Resistance Begins at Ohm!

Thursday, June 23, 2011

medicare: Is doing nothing an option?

So, according to the 2011 Social Security and Medicare Trustees annual report, medicare is projected to pay out more than it collects in every future year (including 2011 and since 2008). But there is a reserve (read IOUs) in the fund cover the difference. The reserve is projected to be exhausted in 2024 (despite that currently, the reserves are being used up at better than 10% each year, which means more like 2019). Where does the money come from to pay out on those IOUs? The general fund, meaning the bank account that pays for everything from corn subsidies to military pay. Currently, the general fund pays about 45% of all medicare expenditures, which triggers a warning, which the President is required by law to address within 15 days.

That's all the background. When the reserve runs out, the program must reduce expenditures, meaning that the benefits will be cut. And if you look at how much it can't pay for out of revenue now, we are talking about a cut of around 50%.
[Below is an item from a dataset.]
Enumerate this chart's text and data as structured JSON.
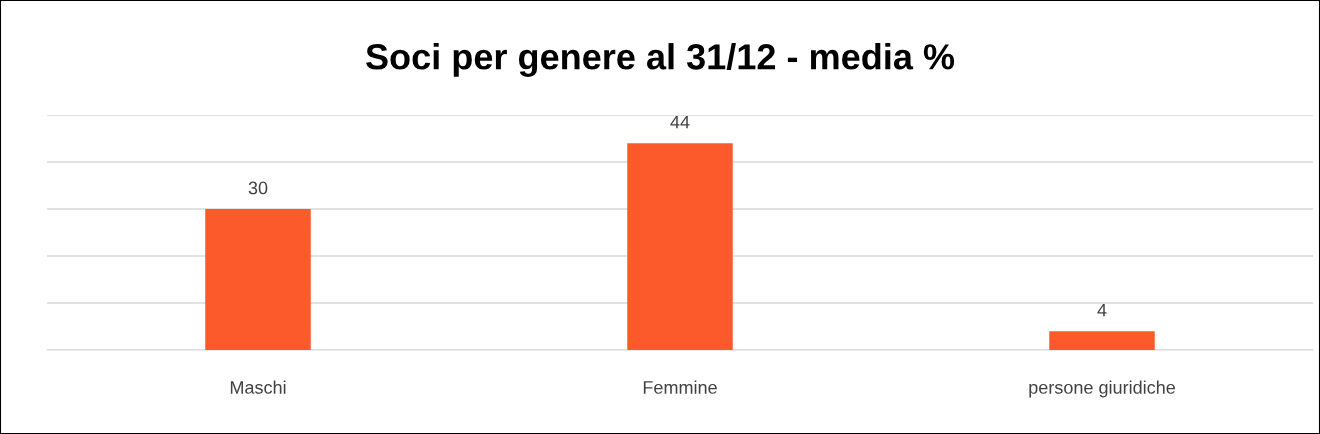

Therefore, doing nothing will result in serious reductions in medicare benefits for everyone. As more people become eligible and also claim benefits, the benefits will be reduced even more. So much for keeping the promise. Look at it this way: The government has $100. It has to pass out the benefits equally to everyone who shows up. If 10 people show up, they get 10%. If 100 people show up they each get 1%. Regardless how many people are eligible for the benefits, once the reserves run out, the program can only pay out as much as it brings in. And that is only about 50% of what it pays out now.

Here are the options:
Do nothing, which will cut benefits by 50% for everyone including people in the program and even more for people entering the program in the future.
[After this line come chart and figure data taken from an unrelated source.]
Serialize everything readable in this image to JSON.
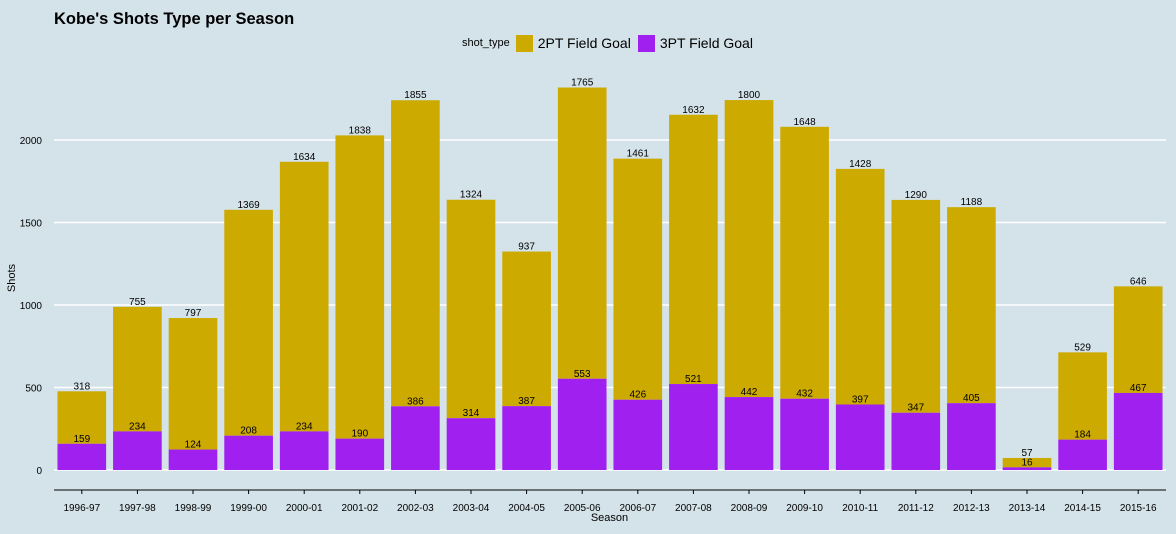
{
  "chart_data": {
    "type": "bar",
    "stacked": true,
    "title": "Kobe's Shots Type per Season",
    "xlabel": "Season",
    "ylabel": "Shots",
    "legend_title": "shot_type",
    "legend_position": "top",
    "grid": true,
    "ylim": [
      0,
      2400
    ],
    "yticks": [
      0,
      500,
      1000,
      1500,
      2000
    ],
    "categories": [
      "1996-97",
      "1997-98",
      "1998-99",
      "1999-00",
      "2000-01",
      "2001-02",
      "2002-03",
      "2003-04",
      "2004-05",
      "2005-06",
      "2006-07",
      "2007-08",
      "2008-09",
      "2009-10",
      "2010-11",
      "2011-12",
      "2012-13",
      "2013-14",
      "2014-15",
      "2015-16"
    ],
    "series": [
      {
        "name": "3PT Field Goal",
        "color": "#a020f0",
        "values": [
          159,
          234,
          124,
          208,
          234,
          190,
          386,
          314,
          387,
          553,
          426,
          521,
          442,
          432,
          397,
          347,
          405,
          16,
          184,
          467
        ]
      },
      {
        "name": "2PT Field Goal",
        "color": "#cdaa00",
        "values": [
          318,
          755,
          797,
          1369,
          1634,
          1838,
          1855,
          1324,
          937,
          1765,
          1461,
          1632,
          1800,
          1648,
          1428,
          1290,
          1188,
          57,
          529,
          646
        ]
      }
    ]
  }
}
Change the program so that current beneficiaries can continue to rely on the program - because they do not have any alternatives. They don't, there just isn't medical insurance for retired people over 60.  But the more benefits you give people now, the less you have available later. Who is in a better position to adjust their retirement plans around these realities, people retired now or people retiring in 10 years?

Stop the program. I don't think you can cancel it for people who are already using it. And even if you cancel it for future beneficiaries, you still need to tax them in order to cover the current costs.

Take the revenue and give it to beneficiaries so they can get their own program (insurance, HMO, PPO) hopefully from an exchange of some sort. People will have to pay the difference, but they are going to have to pay the difference in costs anyway. At least if they have to budget for premiums, that is more predictable. You would know that you have to budget $500 a month for your medical care, instead of guessing where between $10 and $1 million you will have to pay any given month.

Some combination.

The law says the President must propose something besides do nothing and congress must act on that recommendation with some haste.

Here is the trustee's report. Read it and weep.

Sure people have been paying into this program all their working lives. You paid for a benefit that isn't going to be there. Sorry about that. Sure, it isn't their fault at least individually. If blissful ignorance is a valid excuse, neither is anyone at fault for Bernie Maddolf. But as a nation, we are responsible for our debts and this just happens to be a really really big one. We could have addressed the issue years ago. No, the (un)affordable health care act doesn't offer any help or relief. All it does is take $500 billion out of the program every year and give it to other people for their healthcare. And then they call it a savings. Yeah, right.

All I can say is cowboy up and deal with it. Whining about how much we paid, and how awful it is to get screwed is just wasting oxygen.